Published: July 21, 2013
As the not guilty verdict in the George Zimmerman trial sinks into the collective consciousness of the nation and its neighbors around the world, we are all struggling to make sense of the tragic loss of Trayvon Martin's life, as well as how to prevent it from happening again in similar situations and whether it may be appropriate for the U.S. Department of Justice to pursue other legal action against Zimmerman.
From the beginning, there has been involvement from the top levels of federal government. President Obama opined that Martin would resemble his son, were he to have a son.
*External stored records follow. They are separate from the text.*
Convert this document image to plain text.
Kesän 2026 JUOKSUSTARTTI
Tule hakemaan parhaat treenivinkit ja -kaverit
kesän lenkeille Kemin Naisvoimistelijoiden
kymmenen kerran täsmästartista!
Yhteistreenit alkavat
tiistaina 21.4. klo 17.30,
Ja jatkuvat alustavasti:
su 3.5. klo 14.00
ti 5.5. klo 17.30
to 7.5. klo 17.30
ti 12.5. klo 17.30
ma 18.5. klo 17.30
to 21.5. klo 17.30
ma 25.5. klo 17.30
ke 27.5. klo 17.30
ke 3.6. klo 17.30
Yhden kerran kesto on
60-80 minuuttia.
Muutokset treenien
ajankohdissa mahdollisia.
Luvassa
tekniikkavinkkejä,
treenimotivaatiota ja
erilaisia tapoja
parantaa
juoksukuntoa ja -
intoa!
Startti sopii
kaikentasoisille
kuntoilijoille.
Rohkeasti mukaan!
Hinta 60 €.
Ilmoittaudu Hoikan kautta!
Attention was thus focused on the question of race and what, if any, nudging would take place in a case that would not ordinarily have proceeded to trial in a state court.
In the aftermath of the acquittal, we are informed that an agency within the administration's Justice Department was actively involved in organizing and encouraging local groups in Florida to demand the matter be tried in court when it appeared likely no charges would be filed by the district attorney.
In a recent speech, Attorney General Eric Holder stopped short of announcing he would investigate whether Zimmerman engaged in racial profiling before the incident with Martin and whether such profiling amounts to a denial of Martin's civil rights.
It is clear that some in our national community are not only displeased with the verdict, but would like another bite at the apple of justice in a different arena. Are aging members of the 1960s civil rights movement the only agitators for another look at this case, or is there a significant movement among Americans of myriad heritages to bring Zimmerman back to trial for an intensive look at his state of mind prior to the shooting?
I would suggest that President Obama, as well as agenda-driven members of the mass media, gave this incident and the subsequent trial a racial tint from the very first news reports of the shooting. The question of racial bias is now front and center and will be continually debated regardless of the Department of Justice's action or inaction.
The question we should ask ourselves is, what purpose does it serve to dissect the motives of any individual in these types of cases when, in the instant case, no issue of race was raised by the prosecution? Holder said subsequent to Zimmerman's acquittal that "we must not forgo this opportunity to better understand one another."
Ultimately, in an ideal world, criminal proceedings should be free from bias, public pressure, and racial politics. It is perhaps understandable that some desire to prosecute this case from a different angle. At this point, however, it would seem not only counterproductive but extremely divisive to charge Zimmerman with a violation of federal civil rights law.
Jim Bensberg is a former El Paso County commissioner.